IT seemed to fly under the radar, but Expedia recently appeared to deliver welcome news for the accommodation sector.
Soon after Labor’s pre-election pledge to outlaw online travel agents’ price-parity rules, Expedia declared it was eliminating the clause from contracts.
For hoteliers prevented from offering lower rates through their own websites, it was long overdue. But few were celebrating, not with such a nasty sting in the tail.
Those hotels which do undercut Expedia will likely find themselves relegated to pages where most consumers rarely venture. Banished, in other words. Indeed, when one major hotel chain defied the price-parity clause in Australia it was delisted for three days, globally. The threat is real.
Hotels have long viewed OTAs as a necessary evil, a distribution channel they bemoan for sucking them dry, but one that must be reluctantly tolerated. The days when Wotif was a welcome sales and marketing tool for its ability to fill distressed inventory is a faded memory.

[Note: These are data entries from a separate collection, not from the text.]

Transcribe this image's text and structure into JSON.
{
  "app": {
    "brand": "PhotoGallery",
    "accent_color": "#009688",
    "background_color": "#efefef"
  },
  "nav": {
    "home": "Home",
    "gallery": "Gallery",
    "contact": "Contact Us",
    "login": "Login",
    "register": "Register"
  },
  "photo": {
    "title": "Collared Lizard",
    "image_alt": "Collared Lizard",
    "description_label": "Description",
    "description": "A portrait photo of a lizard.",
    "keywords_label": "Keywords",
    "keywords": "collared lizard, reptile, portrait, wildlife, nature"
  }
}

It’s easy to have sympathy for hotels. The power wielded by the dominant OTAs has often left hoteliers paying upwards of 25% commission when promotions and overrides kick in. That is hard to swallow.
Additionally, the price-parity clause has, they insist, stymied fair online competition.
Yet hotels have hardly played a clever game. Naive at best, strategically inept at worst, they ceded power to OTAs by effectively outsourcing sales and marketing functions to web-based players in the relatively early days of the online era. As one hospitality consultant told me, hotels have been on the back foot ever since.
Coupled with that is criticism that hotels were dismal at creating customer friendly booking channels, persevering with inflexible and clunky sites and clinging on to industry jargon which meant nothing to the public.
So what to do?
Clearly the best way to reduce the hefty commissions paid to OTAs is to attract direct bookings. That, in an age where comparison shopping is the norm and the online landscape is cluttered and competitive, is easier said than done. But try they must.
One focus must surely be loyalty, an area where the hotel industry has hardly excelled. And it doesn’t need to be a cumbersome and complex points-based scheme. One new Sydney hotel has simply begun welcoming guests who booked through an OTA with attractive incentives to book direct next time.
According to industry observers, such straightforward tactics are remarkably uncommon.
Improving booking platforms would also help. And would it not be more cost effective to start re-investing in their own sales and marketing strategies?
It’s a long road, but hotels must do more to wrestle back control of their distribution.